Bullish Market Sentiment Jumps to 3-Month Highs

There’s nothing like higher stock prices to cure investor blues.  According to the American Association of Individual Investors (AAII), bullish sentiment increased by 5.1 percentage points this week from 35.82 to 40.93, which is the highest level since the end of August.  Over the last two weeks, bullish sentiment has increased by 12.1 percentage, which is the largest two-week increase since January 5th.  Based on the last two weeks, it appears as though investors are more optimistic that lawmakers in Washington will come to an agreement over the fiscal cliff.

Bullish Sentiment Chart

Post-Election Market Uncertainty

After $2B in spending and plenty of grousing about gridlock in Washington, the American public voted not to change the balance of power.  This has agitated investors who have turned their attention from the election to the impact of going over the “fiscal cliff”.  The possibility of more brinkmanship like we saw last year over the debt ceiling debate has many worried about the future of the markets and indeed the country.  And with good reason.  It’s hard to imagine how the very leaders who got us into this mess have any inkling of how to get us out.

Still, it is important to separate politics from the investment markets.  After all, the markets have climbed steadily over the past twelve months.  Both stock and bond markets have been “risk on” despite all the worries of our country’s mounting debt, European solvency, high unemployment and a slowing economy.  Since the S&P 500’s peak on September 14, the index has given up 7.6%.  But the index is still up nearly 8% for 2012.

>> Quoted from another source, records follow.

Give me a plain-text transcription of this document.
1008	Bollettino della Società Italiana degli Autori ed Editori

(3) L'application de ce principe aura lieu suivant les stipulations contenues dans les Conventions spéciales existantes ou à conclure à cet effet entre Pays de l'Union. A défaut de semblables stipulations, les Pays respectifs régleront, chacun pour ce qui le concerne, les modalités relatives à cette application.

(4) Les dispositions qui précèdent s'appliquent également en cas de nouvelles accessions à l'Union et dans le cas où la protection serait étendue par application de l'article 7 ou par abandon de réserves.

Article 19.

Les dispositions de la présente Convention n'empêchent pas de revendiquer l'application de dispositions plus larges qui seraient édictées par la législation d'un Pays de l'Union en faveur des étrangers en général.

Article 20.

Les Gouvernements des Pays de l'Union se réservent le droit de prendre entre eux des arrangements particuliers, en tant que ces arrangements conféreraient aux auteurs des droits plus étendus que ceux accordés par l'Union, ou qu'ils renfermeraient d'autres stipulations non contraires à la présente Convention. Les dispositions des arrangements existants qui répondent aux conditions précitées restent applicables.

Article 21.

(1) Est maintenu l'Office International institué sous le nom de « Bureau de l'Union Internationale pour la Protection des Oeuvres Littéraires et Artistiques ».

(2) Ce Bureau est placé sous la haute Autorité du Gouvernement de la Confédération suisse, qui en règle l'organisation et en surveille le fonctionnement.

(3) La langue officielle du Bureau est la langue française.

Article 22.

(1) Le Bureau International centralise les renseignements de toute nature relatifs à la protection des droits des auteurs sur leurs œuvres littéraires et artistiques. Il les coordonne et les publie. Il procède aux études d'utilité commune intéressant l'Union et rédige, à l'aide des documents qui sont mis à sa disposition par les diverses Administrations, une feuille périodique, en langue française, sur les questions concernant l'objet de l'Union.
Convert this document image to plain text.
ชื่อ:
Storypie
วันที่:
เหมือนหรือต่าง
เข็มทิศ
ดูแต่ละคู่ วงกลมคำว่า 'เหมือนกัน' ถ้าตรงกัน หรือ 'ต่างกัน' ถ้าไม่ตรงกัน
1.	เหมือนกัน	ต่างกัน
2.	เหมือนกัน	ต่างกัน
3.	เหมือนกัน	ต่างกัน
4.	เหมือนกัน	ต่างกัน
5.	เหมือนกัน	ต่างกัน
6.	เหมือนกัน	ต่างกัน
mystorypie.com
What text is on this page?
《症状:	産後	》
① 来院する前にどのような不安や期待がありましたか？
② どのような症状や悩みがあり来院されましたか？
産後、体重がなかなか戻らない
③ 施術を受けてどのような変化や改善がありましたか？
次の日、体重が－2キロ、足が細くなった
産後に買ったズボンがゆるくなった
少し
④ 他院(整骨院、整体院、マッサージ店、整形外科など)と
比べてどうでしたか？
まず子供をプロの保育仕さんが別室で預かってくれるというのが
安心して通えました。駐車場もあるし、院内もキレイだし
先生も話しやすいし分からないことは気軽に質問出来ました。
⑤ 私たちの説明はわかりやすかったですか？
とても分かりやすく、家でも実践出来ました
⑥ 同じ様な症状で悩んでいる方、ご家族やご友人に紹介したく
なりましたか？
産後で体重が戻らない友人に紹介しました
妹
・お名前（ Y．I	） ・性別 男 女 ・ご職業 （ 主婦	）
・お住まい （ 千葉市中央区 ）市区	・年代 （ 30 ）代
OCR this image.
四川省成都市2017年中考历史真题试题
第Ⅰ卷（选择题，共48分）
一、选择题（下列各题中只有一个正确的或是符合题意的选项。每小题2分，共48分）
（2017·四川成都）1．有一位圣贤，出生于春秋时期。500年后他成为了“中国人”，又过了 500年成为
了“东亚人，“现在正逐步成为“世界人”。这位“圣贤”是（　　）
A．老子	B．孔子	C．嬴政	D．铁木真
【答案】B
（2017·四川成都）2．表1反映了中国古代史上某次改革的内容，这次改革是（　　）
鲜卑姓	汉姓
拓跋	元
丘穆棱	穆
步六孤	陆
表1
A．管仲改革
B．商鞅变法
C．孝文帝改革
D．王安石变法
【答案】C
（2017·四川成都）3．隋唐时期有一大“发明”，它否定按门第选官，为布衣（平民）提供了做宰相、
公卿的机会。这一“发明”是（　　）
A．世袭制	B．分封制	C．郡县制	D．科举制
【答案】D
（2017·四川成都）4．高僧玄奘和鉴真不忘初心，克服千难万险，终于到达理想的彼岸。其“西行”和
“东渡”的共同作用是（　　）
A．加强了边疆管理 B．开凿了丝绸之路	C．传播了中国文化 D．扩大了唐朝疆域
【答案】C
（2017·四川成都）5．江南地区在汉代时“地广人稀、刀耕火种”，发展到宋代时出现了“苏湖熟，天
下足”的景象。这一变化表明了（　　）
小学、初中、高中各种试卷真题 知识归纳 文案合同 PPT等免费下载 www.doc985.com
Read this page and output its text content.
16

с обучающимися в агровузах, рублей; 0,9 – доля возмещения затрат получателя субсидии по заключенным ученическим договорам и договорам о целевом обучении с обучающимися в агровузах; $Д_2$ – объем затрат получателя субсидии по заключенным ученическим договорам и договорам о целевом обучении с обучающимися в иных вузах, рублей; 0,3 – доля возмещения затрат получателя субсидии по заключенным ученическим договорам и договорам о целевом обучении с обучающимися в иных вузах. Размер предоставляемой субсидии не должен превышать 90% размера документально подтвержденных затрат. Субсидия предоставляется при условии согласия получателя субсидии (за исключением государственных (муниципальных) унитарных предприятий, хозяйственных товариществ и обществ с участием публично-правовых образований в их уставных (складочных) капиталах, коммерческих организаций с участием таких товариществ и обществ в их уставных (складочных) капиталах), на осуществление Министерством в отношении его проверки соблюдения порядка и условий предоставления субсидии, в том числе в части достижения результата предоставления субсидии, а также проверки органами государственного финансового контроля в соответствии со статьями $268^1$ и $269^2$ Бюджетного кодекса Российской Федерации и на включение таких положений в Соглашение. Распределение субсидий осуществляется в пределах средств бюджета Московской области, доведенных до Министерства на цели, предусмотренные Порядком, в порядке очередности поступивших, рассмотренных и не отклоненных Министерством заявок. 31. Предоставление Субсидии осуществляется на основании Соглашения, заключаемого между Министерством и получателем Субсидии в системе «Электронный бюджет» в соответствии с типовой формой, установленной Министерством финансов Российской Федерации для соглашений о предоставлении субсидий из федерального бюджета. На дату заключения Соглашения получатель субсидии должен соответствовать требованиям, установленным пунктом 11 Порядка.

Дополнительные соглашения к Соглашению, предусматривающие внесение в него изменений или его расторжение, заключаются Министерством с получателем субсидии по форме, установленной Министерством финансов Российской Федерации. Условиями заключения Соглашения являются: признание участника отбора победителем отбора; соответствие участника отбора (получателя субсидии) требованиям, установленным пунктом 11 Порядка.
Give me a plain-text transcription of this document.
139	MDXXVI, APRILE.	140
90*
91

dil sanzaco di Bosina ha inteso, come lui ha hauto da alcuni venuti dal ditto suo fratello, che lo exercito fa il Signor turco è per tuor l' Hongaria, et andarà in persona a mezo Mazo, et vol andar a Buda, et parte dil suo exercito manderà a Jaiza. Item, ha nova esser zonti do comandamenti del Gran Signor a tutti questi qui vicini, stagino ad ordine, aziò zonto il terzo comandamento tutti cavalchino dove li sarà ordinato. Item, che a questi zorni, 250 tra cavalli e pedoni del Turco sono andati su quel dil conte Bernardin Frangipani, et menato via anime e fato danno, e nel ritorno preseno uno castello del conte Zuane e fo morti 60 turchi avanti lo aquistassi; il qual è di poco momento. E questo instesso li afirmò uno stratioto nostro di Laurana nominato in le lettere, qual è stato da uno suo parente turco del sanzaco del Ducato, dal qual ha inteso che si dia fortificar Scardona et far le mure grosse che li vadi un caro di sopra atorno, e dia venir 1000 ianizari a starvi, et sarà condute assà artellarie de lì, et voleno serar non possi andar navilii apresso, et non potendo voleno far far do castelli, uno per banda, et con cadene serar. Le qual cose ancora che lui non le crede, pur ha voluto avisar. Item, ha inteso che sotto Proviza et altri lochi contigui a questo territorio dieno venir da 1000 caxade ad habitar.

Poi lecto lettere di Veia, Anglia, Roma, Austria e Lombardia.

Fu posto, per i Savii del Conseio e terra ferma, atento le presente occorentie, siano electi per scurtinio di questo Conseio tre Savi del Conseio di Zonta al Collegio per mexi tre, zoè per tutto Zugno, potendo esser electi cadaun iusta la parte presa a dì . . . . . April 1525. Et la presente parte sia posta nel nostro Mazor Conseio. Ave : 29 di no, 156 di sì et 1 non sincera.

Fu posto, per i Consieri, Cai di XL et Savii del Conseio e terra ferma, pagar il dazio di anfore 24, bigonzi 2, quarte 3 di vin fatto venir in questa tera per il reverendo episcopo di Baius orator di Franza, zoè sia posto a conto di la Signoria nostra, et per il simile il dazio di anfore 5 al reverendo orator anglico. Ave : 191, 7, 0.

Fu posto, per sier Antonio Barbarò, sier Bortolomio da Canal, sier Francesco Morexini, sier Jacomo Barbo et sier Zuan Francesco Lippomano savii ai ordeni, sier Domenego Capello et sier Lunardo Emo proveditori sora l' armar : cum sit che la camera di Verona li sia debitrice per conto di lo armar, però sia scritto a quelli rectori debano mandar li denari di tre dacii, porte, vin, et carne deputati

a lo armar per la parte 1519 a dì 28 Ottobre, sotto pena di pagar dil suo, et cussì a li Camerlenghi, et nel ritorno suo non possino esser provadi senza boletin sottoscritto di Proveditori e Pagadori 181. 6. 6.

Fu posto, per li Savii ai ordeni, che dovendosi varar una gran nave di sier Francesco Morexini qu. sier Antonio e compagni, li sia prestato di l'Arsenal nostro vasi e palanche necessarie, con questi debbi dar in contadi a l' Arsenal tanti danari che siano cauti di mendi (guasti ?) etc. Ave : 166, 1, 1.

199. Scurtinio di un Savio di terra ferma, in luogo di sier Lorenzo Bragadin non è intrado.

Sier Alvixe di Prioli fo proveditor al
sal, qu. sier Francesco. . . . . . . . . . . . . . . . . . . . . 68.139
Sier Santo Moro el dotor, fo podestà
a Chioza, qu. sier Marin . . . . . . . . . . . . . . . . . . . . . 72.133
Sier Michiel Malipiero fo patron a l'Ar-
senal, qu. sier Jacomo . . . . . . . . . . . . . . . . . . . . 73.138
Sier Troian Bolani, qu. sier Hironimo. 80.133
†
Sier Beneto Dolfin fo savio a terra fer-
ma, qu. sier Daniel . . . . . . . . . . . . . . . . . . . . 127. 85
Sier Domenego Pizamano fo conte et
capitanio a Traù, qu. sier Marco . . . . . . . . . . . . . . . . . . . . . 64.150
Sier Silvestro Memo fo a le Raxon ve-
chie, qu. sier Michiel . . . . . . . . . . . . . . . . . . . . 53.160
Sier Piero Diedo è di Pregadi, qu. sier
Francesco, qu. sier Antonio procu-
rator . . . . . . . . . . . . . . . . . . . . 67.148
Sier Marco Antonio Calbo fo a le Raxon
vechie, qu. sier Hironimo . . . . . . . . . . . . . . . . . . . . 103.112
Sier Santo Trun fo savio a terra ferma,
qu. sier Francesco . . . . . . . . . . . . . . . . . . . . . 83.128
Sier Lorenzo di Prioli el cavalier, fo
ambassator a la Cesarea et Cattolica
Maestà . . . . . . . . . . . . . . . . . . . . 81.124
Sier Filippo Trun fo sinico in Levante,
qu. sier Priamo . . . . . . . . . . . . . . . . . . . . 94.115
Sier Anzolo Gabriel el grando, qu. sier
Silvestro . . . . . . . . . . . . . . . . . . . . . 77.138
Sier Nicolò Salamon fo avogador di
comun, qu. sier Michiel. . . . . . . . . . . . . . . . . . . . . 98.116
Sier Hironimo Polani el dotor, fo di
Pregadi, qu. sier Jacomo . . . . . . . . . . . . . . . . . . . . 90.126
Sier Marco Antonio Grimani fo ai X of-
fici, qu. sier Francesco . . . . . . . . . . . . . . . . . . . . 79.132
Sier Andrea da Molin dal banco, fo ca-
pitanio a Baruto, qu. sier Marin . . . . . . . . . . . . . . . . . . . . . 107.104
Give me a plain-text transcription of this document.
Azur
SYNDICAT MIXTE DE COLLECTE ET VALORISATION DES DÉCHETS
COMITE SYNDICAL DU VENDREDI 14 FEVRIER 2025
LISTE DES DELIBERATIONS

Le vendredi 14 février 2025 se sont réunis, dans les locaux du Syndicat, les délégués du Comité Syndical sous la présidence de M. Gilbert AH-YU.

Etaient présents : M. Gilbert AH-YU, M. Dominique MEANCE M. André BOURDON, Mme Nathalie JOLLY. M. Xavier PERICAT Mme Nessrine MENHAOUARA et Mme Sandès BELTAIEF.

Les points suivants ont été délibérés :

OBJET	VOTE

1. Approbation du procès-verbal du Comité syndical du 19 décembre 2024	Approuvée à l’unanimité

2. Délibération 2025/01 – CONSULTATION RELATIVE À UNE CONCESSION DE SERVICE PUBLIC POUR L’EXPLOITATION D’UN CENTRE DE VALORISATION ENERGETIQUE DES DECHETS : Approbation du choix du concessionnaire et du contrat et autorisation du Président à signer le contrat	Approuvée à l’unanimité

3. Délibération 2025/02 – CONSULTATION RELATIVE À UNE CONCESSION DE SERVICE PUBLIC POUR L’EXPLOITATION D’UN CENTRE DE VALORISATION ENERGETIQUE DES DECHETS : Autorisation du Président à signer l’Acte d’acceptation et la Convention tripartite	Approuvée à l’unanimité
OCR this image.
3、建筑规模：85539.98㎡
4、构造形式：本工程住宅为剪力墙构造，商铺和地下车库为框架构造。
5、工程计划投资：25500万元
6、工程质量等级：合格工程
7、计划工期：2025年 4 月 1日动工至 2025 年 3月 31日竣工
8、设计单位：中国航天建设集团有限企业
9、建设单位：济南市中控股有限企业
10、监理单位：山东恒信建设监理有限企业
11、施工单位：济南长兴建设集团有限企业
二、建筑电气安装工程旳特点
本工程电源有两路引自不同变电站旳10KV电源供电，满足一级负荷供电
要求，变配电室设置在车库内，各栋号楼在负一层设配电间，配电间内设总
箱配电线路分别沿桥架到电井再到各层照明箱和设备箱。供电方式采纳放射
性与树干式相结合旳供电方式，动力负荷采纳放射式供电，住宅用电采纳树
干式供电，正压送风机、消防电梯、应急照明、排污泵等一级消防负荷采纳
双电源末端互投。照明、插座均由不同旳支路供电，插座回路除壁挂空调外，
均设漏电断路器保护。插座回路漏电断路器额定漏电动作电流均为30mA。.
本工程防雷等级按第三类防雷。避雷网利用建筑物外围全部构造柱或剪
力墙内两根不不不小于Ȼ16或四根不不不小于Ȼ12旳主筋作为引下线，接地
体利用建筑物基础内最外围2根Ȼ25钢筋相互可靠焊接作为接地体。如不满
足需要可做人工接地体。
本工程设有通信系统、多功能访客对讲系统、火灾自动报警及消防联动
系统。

It may tempting for some investors to pull back on their stock exposure, but do so at your own peril.  If Washington were to announce even a temporary fix to the fiscal cliff, it could result in a substantial relief rally.  A “Grand Bargain” could lead to a more sustainable rally.  With an estimated $3 trillion of cash on corporate balance sheets, this type of agreement could be the catalyst for CEO’s to unleash some of this cash in the form of new hiring and capital expenditures that spurs the next market rally.

In the meantime, a disciplined investment approach is the order of the day.  Between now and January 1 expect to see more agitation of the markets.  Congress has backed themselves into a corner.  They need to find some common ground on these problems or we may suffer severe consequenses for both the country and the investment markets.